A luz como estrutura do projeto

O elemento que sustenta todo o esquema cromático são os amplos panos de vidro que voltam para a cidade. Em um studio de 45 m², a entrada generosa de luz natural não é apenas um recurso estético: ela é o que permite que cores saturadas funcionem sem criar sensação de confinamento. A poltrona laranja que poderia parecer excessiva em um ambiente fechado, aqui, recebe a luz da cidade e se comporta como um ponto focal controlado.

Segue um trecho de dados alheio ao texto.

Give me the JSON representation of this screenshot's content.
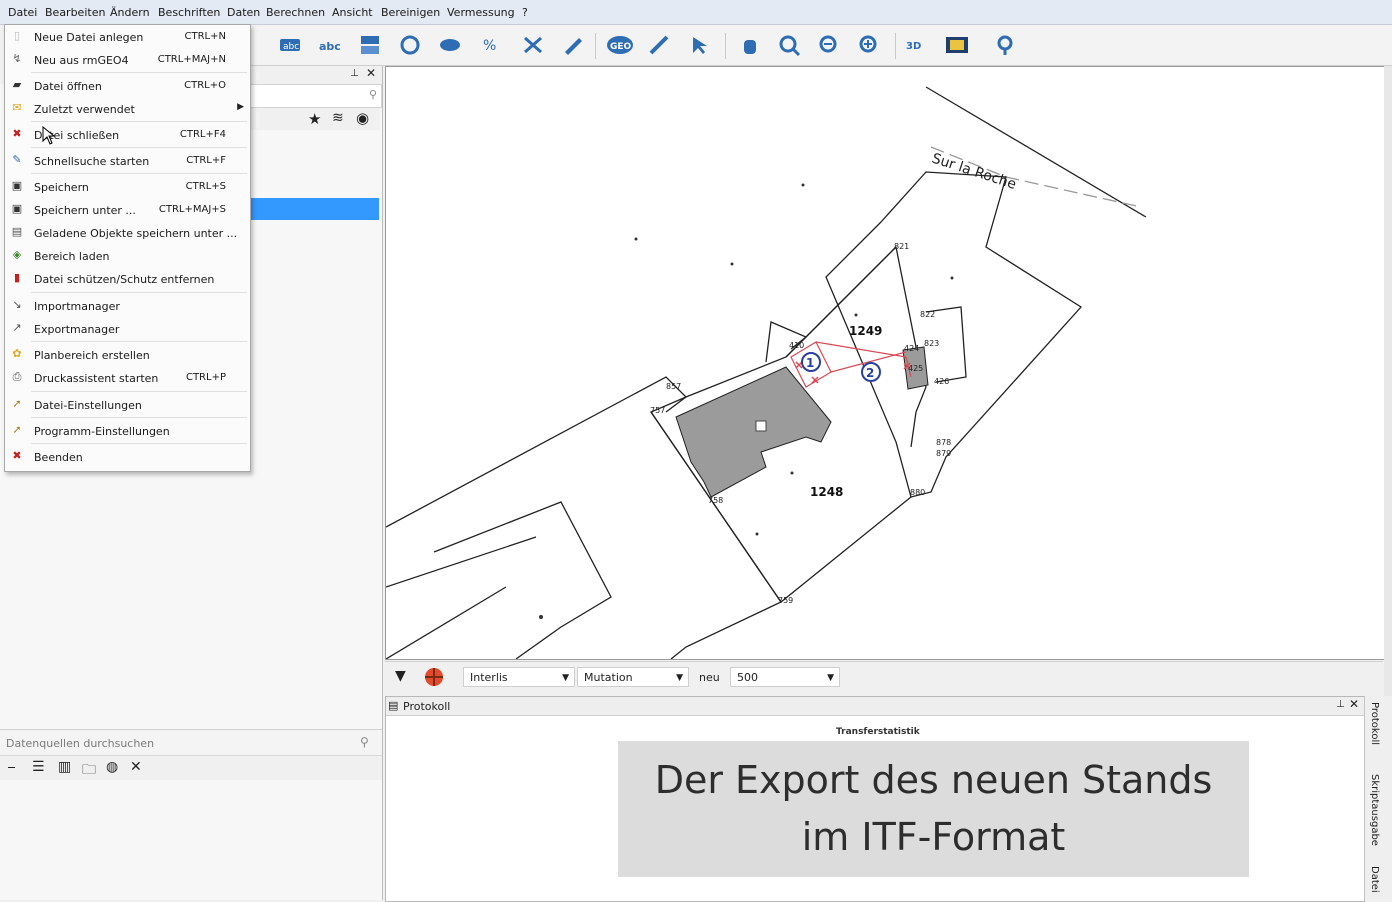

O home office foi posicionado estrategicamente para aproveitar essa vista. Além de valorizar o espaço de trabalho, a decisão cria uma transição natural entre a área social e o quarto, que fica acessível a partir desse mesmo ponto. Em plantas compactas, a posição de cada função no layout define se o espaço respira ou sufoca e aqui essa leitura foi precisa.
Cor como linguagem, não como decoração
A parede de pastilhas amarelas na cozinha é a aposta mais clara do projeto. Em vez de recuar para um revestimento neutro, a arquiteta Camila Palladino usou o revestimento como elemento de identidade do ambiente. O amarelo das pastilhas cria um eixo visual que ancora a cozinha dentro do plano integrado, deixando claro onde uma função termina e outra começa, sem precisar de paredes ou divisórias para isso.

A bancada com duas banquetas cinzas reforça essa leitura: o cinza faz a mediação entre o amarelo do revestimento e a base neutra das paredes, impedindo que o conjunto fique pesado.
Aliás, é essa sequência de transições cromáticas, contando cinza nas paredes, Pau Ferro na marcenaria, amarelo no revestimento e azul no sofá, que dá ritmo visual ao espaço sem criar competição entre os elementos.

A mesa de madeira com tampo de vidro na área de jantar resolve bem a escala: o tampo de vidro reduz o volume visual da peça, enquanto as cadeiras com palhinha trazem leveza e textura ao conjunto. O lustre linear com círculos posicionado sobre a mesa cria um eixo vertical que organiza a leitura daquele ponto do apartamento, funcionando como marco visual da área de refeições dentro do plano aberto.
Lavanderia em 45 m²: a decisão técnica mais difícil
Incluir uma lavanderia funcional em um studio de 45 m² sem comprometer a circulação e a estética do projeto é, tecnicamente, o desafio mais complexo dessa planta. A solução foi a marcenaria planejada com painel ripado para ocultar os itens de organização, como equipamentos e produtos de limpeza desaparecem atrás da marcenaria, e o ambiente mantém a coerência visual com o restante do projeto.

Esse tipo de decisão importa muito em apartamentos compactos: a lavanderia vista é um dos elementos que mais compromete a sensação de amplitude, mesmo quando o espaço está tecnicamente bem resolvido. O painel ripado, além de funcional, dialoga com a linguagem contemporânea do projeto e cria continuidade com a marcenaria das outras áreasO banheiro como espaço autônomo
Dentro de um studio totalmente integrado, o banheiro funciona como o único ambiente de recuo — e o projeto soube usar isso. A paleta em tons de cinza cria uma atmosfera distinta do restante do apartamento, mais contida e atemporal. A marcenaria suspensa sob medida amplia a percepção de espaço no piso, enquanto o nicho com espelhos de correr resolve armazenamento e multiplica a luz sem ocupar área útil.

O box recebe revestimento que remete à madeira na área molhada, o que aquece os tons frios do cinza e equilibra o ambiente. O detalhe dos acabamentos em preto no box repete o contraste que já aparece na bancada preta da sala, criando um fio condutor visual entre ambientes que, mesmo separados, pertencem ao mesmo projeto.
O resultado final do studio é de um espaço que carrega personalidade real, com objetos afetivos, livros e peças escolhidas que reforçam a identidade do morador. Nenhum elemento parece ter sido colocado para preencher espaço. Cada escolha tem função dentro do conjunto, e é essa coerência que torna os 45 m² maiores do que são.